Reputation: 165
I have the following two JSON files:
{
"name" : "Agent1",
"age" : "32",
"details" : [{
"d1" : 1,
"d2" : 2
}
]
}
{
"name" : "Agent2",
"age" : "42",
"details" : []
}
I read them with spark:
val jsonDf1 = spark.read.json(pathToJson1)
val jsonDf2 = spark.read.json(pathToJson2)
two dataframes are created with the following schemas:
root
|-- age: string (nullable = true)
|-- details: array (nullable = true)
| |-- element: struct (containsNull = true)
| | |-- d1: long (nullable = true)
| | |-- d2: long (nullable = true)
|-- name: string (nullable = true)
root
|-- age: string (nullable = true)
|-- details: array (nullable = true)
| |-- element: string (containsNull = true)

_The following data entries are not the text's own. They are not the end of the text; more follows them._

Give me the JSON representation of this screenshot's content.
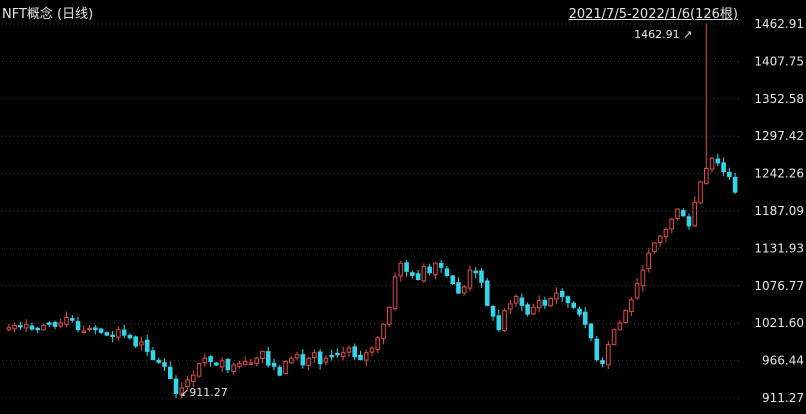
{
  "chart_data": {
    "type": "candlestick",
    "title": "NFT概念 (日线)",
    "range_label": "2021/7/5-2022/1/6(126根)",
    "bar_count": 126,
    "y_ticks": [
      "1462.91",
      "1407.75",
      "1352.58",
      "1297.42",
      "1242.26",
      "1187.09",
      "1131.93",
      "1076.77",
      "1021.60",
      "966.44",
      "911.27"
    ],
    "ylim": [
      911.27,
      1462.91
    ],
    "grid": true,
    "annotations": {
      "high": {
        "label": "1462.91",
        "value": 1462.91,
        "bar_index": 121
      },
      "low": {
        "label": "911.27",
        "value": 911.27,
        "bar_index": 29
      }
    },
    "colors": {
      "up": "#e04a4a",
      "down": "#33d6e8",
      "grid": "#3a3a3a",
      "text": "#e6e6e6",
      "background": "#000000"
    },
    "close": [
      1015,
      1018,
      1016,
      1020,
      1013,
      1012,
      1018,
      1020,
      1017,
      1022,
      1030,
      1026,
      1012,
      1010,
      1014,
      1012,
      1008,
      1004,
      1002,
      1012,
      1004,
      1000,
      988,
      994,
      980,
      968,
      964,
      958,
      940,
      918,
      926,
      938,
      945,
      962,
      970,
      965,
      960,
      966,
      953,
      960,
      962,
      965,
      963,
      970,
      980,
      960,
      958,
      945,
      965,
      970,
      975,
      960,
      970,
      978,
      962,
      970,
      972,
      975,
      978,
      985,
      972,
      968,
      978,
      985,
      1000,
      1020,
      1045,
      1090,
      1110,
      1098,
      1092,
      1086,
      1105,
      1096,
      1110,
      1104,
      1092,
      1080,
      1066,
      1075,
      1100,
      1096,
      1082,
      1048,
      1032,
      1012,
      1040,
      1050,
      1061,
      1048,
      1035,
      1045,
      1055,
      1048,
      1058,
      1066,
      1061,
      1052,
      1045,
      1035,
      1020,
      1000,
      968,
      962,
      990,
      1012,
      1022,
      1040,
      1056,
      1080,
      1100,
      1125,
      1140,
      1150,
      1160,
      1175,
      1190,
      1180,
      1165,
      1200,
      1230,
      1250,
      1265,
      1258,
      1245,
      1238,
      1215
    ],
    "markers_note": ""
  }
}
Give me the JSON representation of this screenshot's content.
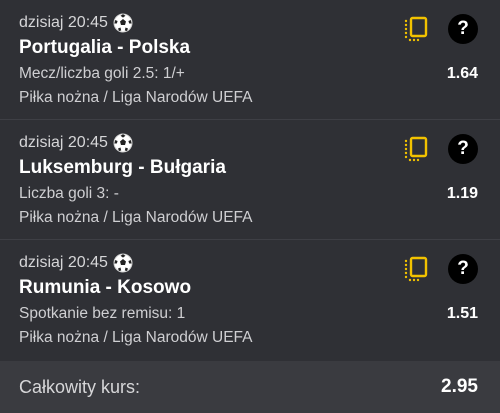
{
  "bets": [
    {
      "time": "dzisiaj 20:45",
      "match": "Portugalia - Polska",
      "market": "Mecz/liczba goli 2.5: 1/+",
      "league": "Piłka nożna / Liga Narodów UEFA",
      "odds": "1.64"
    },
    {
      "time": "dzisiaj 20:45",
      "match": "Luksemburg - Bułgaria",
      "market": "Liczba goli 3: -",
      "league": "Piłka nożna / Liga Narodów UEFA",
      "odds": "1.19"
    },
    {
      "time": "dzisiaj 20:45",
      "match": "Rumunia - Kosowo",
      "market": "Spotkanie bez remisu: 1",
      "league": "Piłka nożna / Liga Narodów UEFA",
      "odds": "1.51"
    }
  ],
  "help_symbol": "?",
  "total": {
    "label": "Całkowity kurs:",
    "value": "2.95"
  },
  "icons": {
    "sport": "soccer-ball-icon",
    "stats": "statistics-icon",
    "help": "help-icon"
  },
  "colors": {
    "background": "#2f3035",
    "accent": "#f2c200",
    "total_bar": "#3a3b40"
  }
}
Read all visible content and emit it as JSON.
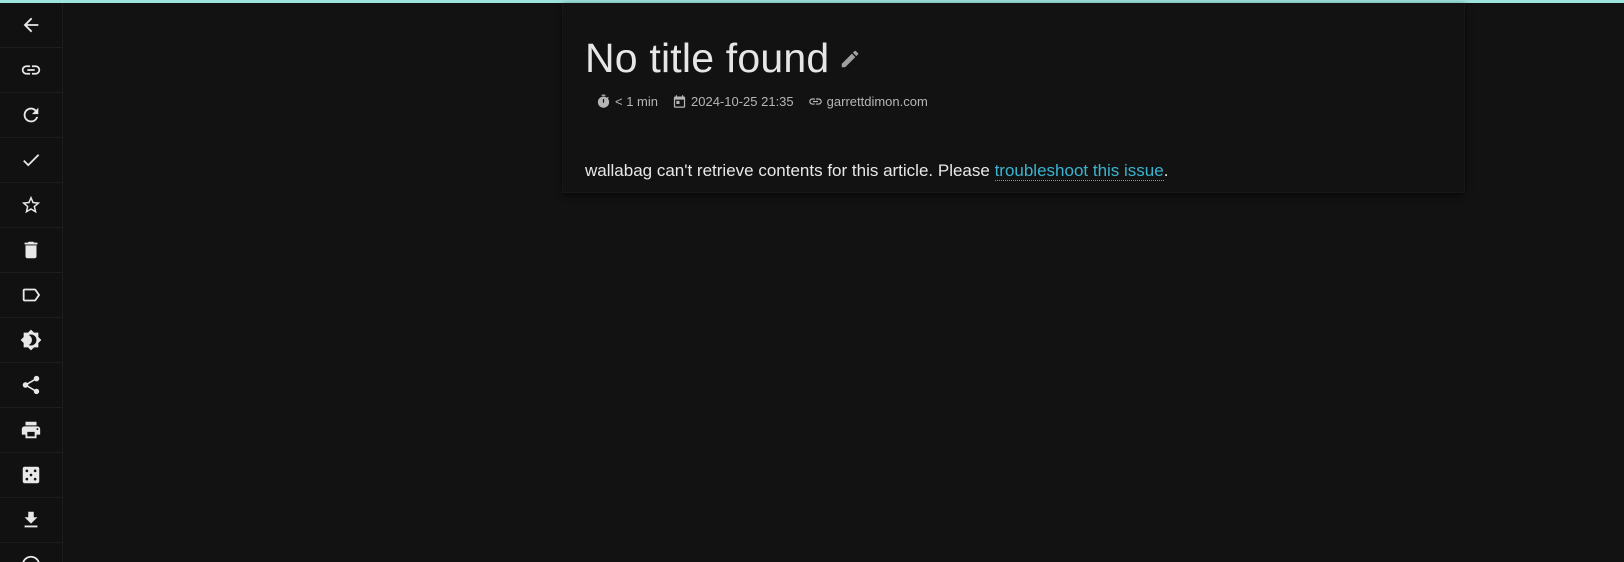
{
  "colors": {
    "background": "#121212",
    "accent_bar": "#9fe3de",
    "link": "#3ab4d0"
  },
  "sidebar": {
    "items": [
      {
        "name": "back-icon",
        "label": "Back"
      },
      {
        "name": "link-icon",
        "label": "Original link"
      },
      {
        "name": "refresh-icon",
        "label": "Reload"
      },
      {
        "name": "check-icon",
        "label": "Mark as read"
      },
      {
        "name": "star-icon",
        "label": "Favorite"
      },
      {
        "name": "trash-icon",
        "label": "Delete"
      },
      {
        "name": "tag-icon",
        "label": "Tags"
      },
      {
        "name": "brightness-icon",
        "label": "Theme"
      },
      {
        "name": "share-icon",
        "label": "Share"
      },
      {
        "name": "print-icon",
        "label": "Print"
      },
      {
        "name": "dice-icon",
        "label": "Random"
      },
      {
        "name": "download-icon",
        "label": "Export"
      }
    ]
  },
  "article": {
    "title": "No title found",
    "reading_time": "< 1 min",
    "date": "2024-10-25 21:35",
    "domain": "garrettdimon.com",
    "message_prefix": "wallabag can't retrieve contents for this article. Please ",
    "message_link": "troubleshoot this issue",
    "message_suffix": "."
  }
}
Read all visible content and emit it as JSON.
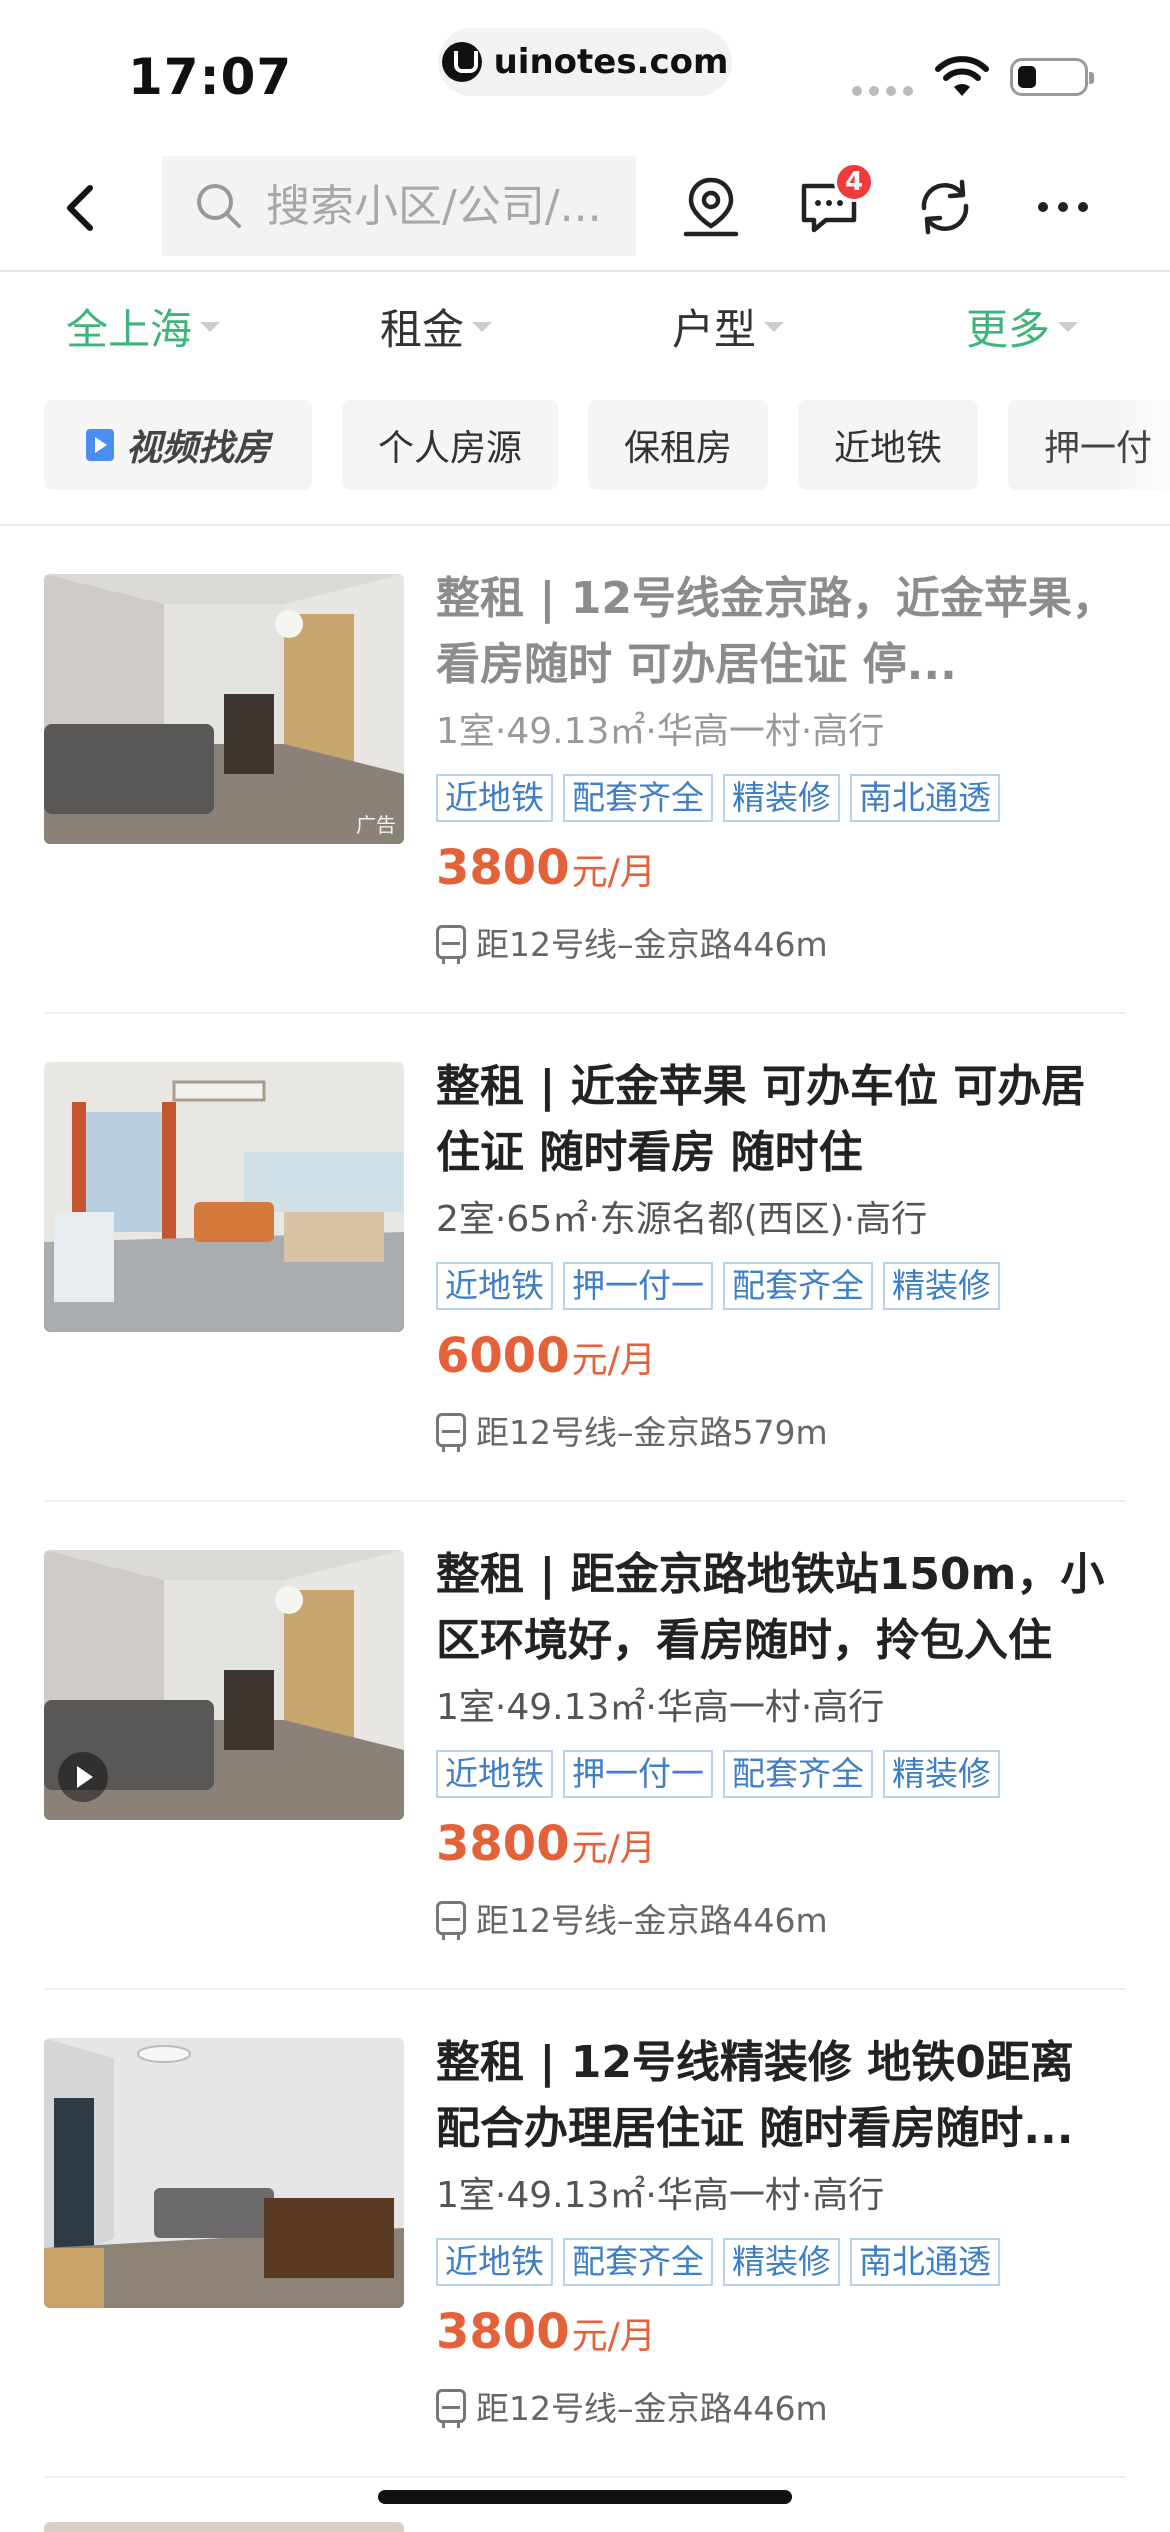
{
  "status_bar": {
    "time": "17:07",
    "url": "uinotes.com"
  },
  "nav": {
    "search_placeholder": "搜索小区/公司/...",
    "message_badge": "4"
  },
  "filters": [
    {
      "label": "全上海",
      "active": true
    },
    {
      "label": "租金",
      "active": false
    },
    {
      "label": "户型",
      "active": false
    },
    {
      "label": "更多",
      "active": true
    }
  ],
  "quick_tags": [
    "视频找房",
    "个人房源",
    "保租房",
    "近地铁",
    "押一付"
  ],
  "listings": [
    {
      "title": "整租 | 12号线金京路，近金苹果，看房随时 可办居住证 停...",
      "meta": "1室·49.13㎡·华高一村·高行",
      "tags": [
        "近地铁",
        "配套齐全",
        "精装修",
        "南北通透"
      ],
      "price": "3800",
      "price_unit": "元/月",
      "subway": "距12号线–金京路446m",
      "ad_label": "广告"
    },
    {
      "title": "整租 | 近金苹果  可办车位  可办居住证  随时看房  随时住",
      "meta": "2室·65㎡·东源名都(西区)·高行",
      "tags": [
        "近地铁",
        "押一付一",
        "配套齐全",
        "精装修"
      ],
      "price": "6000",
      "price_unit": "元/月",
      "subway": "距12号线–金京路579m"
    },
    {
      "title": "整租 | 距金京路地铁站150m，小区环境好，看房随时，拎包入住",
      "meta": "1室·49.13㎡·华高一村·高行",
      "tags": [
        "近地铁",
        "押一付一",
        "配套齐全",
        "精装修"
      ],
      "price": "3800",
      "price_unit": "元/月",
      "subway": "距12号线–金京路446m"
    },
    {
      "title": "整租 | 12号线精装修 地铁0距离 配合办理居住证 随时看房随时...",
      "meta": "1室·49.13㎡·华高一村·高行",
      "tags": [
        "近地铁",
        "配套齐全",
        "精装修",
        "南北通透"
      ],
      "price": "3800",
      "price_unit": "元/月",
      "subway": "距12号线–金京路446m"
    }
  ],
  "colors": {
    "accent_green": "#3bb579",
    "price_orange": "#e4613a",
    "tag_blue": "#3f7fc6",
    "badge_red": "#ef3b3b"
  },
  "icons": [
    "back-icon",
    "search-icon",
    "location-pin-icon",
    "message-icon",
    "refresh-icon",
    "more-icon",
    "wifi-icon",
    "battery-icon",
    "play-icon",
    "subway-icon"
  ]
}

|-- name: string (nullable = true)
When I try to perform a union with these two dataframes I get this error:
jsonDf1.union(jsonDf2)
org.apache.spark.sql.AnalysisException: unresolved operator 'Union;;
'Union
:- LogicalRDD [age#0, details#1, name#2]
+- LogicalRDD [age#7, details#8, name#9]
How can I resolve this? I will get empty arrays sometimes in the JSON files the spark job will load, but it will still have to unify them, which shouldn't be a problem since the schema of the Json files is the same.
Upvotes: 6
Views: 2347
Reputation: 165
polomarcus's answer led me to this solution: I couldn't read all the files at once because I got a list of files as input, and spark didn't have an API that receives a list of paths, but apparently with Scala it's possible to do this:
val files = List("path1", "path2", "path3")
val dataframe = spark.read.json(files: _*)
This way I got one dataframe containing all three files.
Upvotes: 4
Reputation: 1018
If you try to union the 2 dataframes you will get this :
error:org.apache.spark.sql.AnalysisException: Union can only be performed on tables with the compatible column types. ArrayType(StringType,true) <> ArrayType(StructType(StructField(d1,StringType,true), StructField(d2,StringType,true)),true) at the second column of the second table
To solve this problem, if you can read the JSON at the same time, I would suggest :
val jsonDf1 = spark.read.json("json1.json", "json2.json")
This will give this schema:
jsonDf1.printSchema
|-- age: string (nullable = true)
|-- details: array (nullable = true)
| |-- element: struct (containsNull = true)
| | |-- d1: long (nullable = true)
| | |-- d2: long (nullable = true)
|-- name: string (nullable = true)
The data output
jsonDf1.show(10,truncate = false)
+---+-------+------+
|age|details|name |
+---+-------+------+
|32 |[[1,2]]|Agent1|
|42 |null |Agent2|
+---+-------+------+
If your json arrive at different times, as a default solution, I would recommend to read a template JSON object with a full array, that will make your dataframe with a possible empty array valid for any union. Then, you will remove with a filter this fake JSON before outputting the result:
val df = spark.read.json("jsonWithMaybeAnEmptyArray.json",
"TemplateFakeJsonWithAFullArray.json")
df.filter($"name" !== "FakeAgent").show(1)
Please note : A Jira card has been opened to improve capability to merge SQL data types: https://issues.apache.org/jira/browse/SPARK-19536 and this kind of operation should be possible in the next Spark version.
Upvotes: 5